Sunday, July 19, 2009

Love is in the Water

It seems as though true love is blossoming before our eyes as the opposing genders of many species become better acquainted. Events such as: spawning sea stars and sea cucumbers, eggs from Oregon Hairy Tritons and various nudibranchs, and the claws-on mating of the Red Rock Crab are spontaneously occurring at the Ucluelet Aquarium. It is a good idea to breed when the warming water supports more growth as the success rate of young increases.

The predatory Hairy Oregon Triton has begun laying eggs in a beautiful spiral shape on the window of one of our tanks. This animal is suspected to have the longest larval development period of any marine invertebrate- up to four years. They will wait to undergo metamorphosis until there is adequate food to support their growth. The appearance of the eggs indicate that 6 - 9 months earlier a snail couple had intimate relations in which internal fertilization occurred. The snail will now protect these eggs for up to nine weeks from predators before the young larvae hatch. These hairy guys are covered in periostracum which are brownish bristles aiding in camouflage, when fully grown the snail will span up to 6 inches across.

Hairy Oregon Triton laying their eggs in a spiral pattern on the glass tank. [Mary Vasey]

When it comes to crab it's all about tough love as demonstrated by our Red Rocks. The male- generally much larger than his partner- will hold the female and wait for her to moult. This period can often take several days. If the female does not moult and the males appetite gets the best of him then he will eat her!
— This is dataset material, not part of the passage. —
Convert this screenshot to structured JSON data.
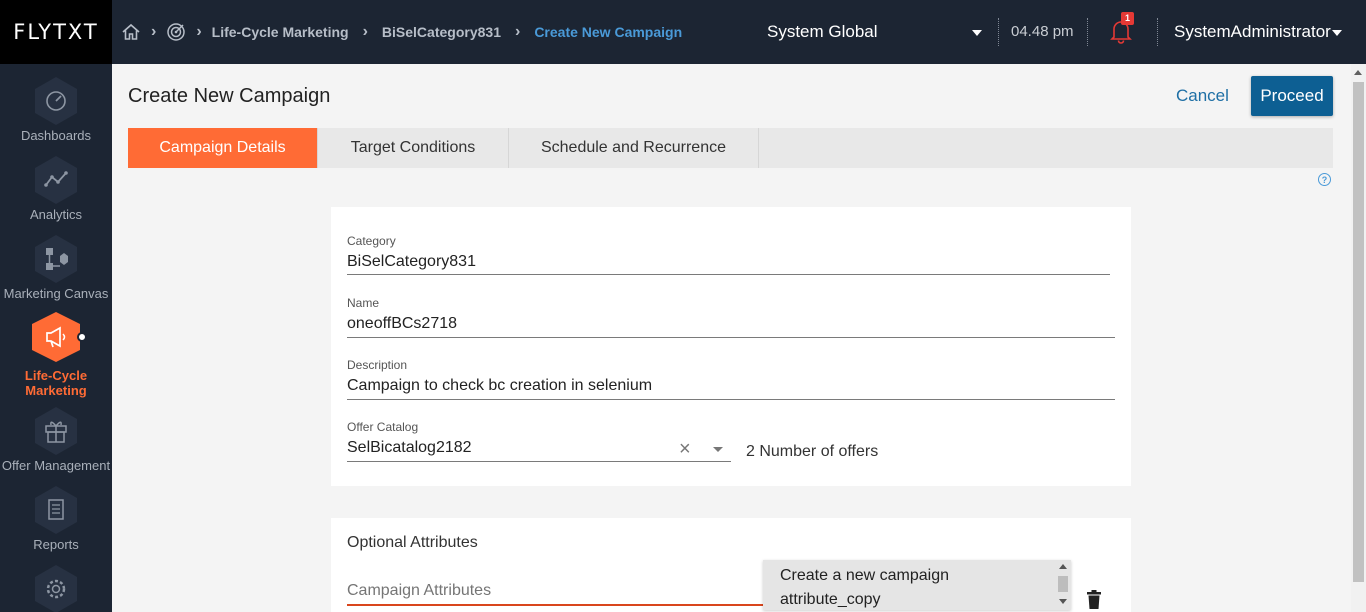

Assuming that she doesn't become a snack mating will take place usually within a few hours. Both the female and male will open their abdomens and reveal their spermathecae and gonopods, respectively. Using his gonopods the male release packages of sperm into the female that she can hold for several months before fertilizing her waiting eggs. Need a visual? Okay!

Red Rock Crab action. [Mary Vasey]

Strangely, nudibranchs are simultaneous hermaphrodites meaning they are capable of holding both egg and sperm at the same time. The advantage to this is that when two nudibranchs of the same species cross paths they are definitely able to mate unlike if they were both males or both females. Both nudibranchs will fertilize their partners eggs and also receive sperm. The egg spirals are then laid in lacey-looking coils. These coils differ depending on the species and will be eaten readily by other species. Because nudibranchs live only a year so copulation is constant throughout the year.

So there you have it: the delicate art of marine animal courtship can be seen by you, here, at the Ucluelet (mini) Aquarium.

The shells of the veliger stage of these moonsnails are visible between the grains of sand that protect these young. [Aquarium Staff]
Sea stars release egg and sperm during broadcast spawning. These gametes are viewed under the microscope. [Aquarium staff]

-Mary Vasey, Interpreter

1 comment:

Anonymous said...

I have just had a look at your website. Great pictures and interesting work in educating the public. It looks like you guys are doing a great job.
Sparked my interest enough that I want to visit.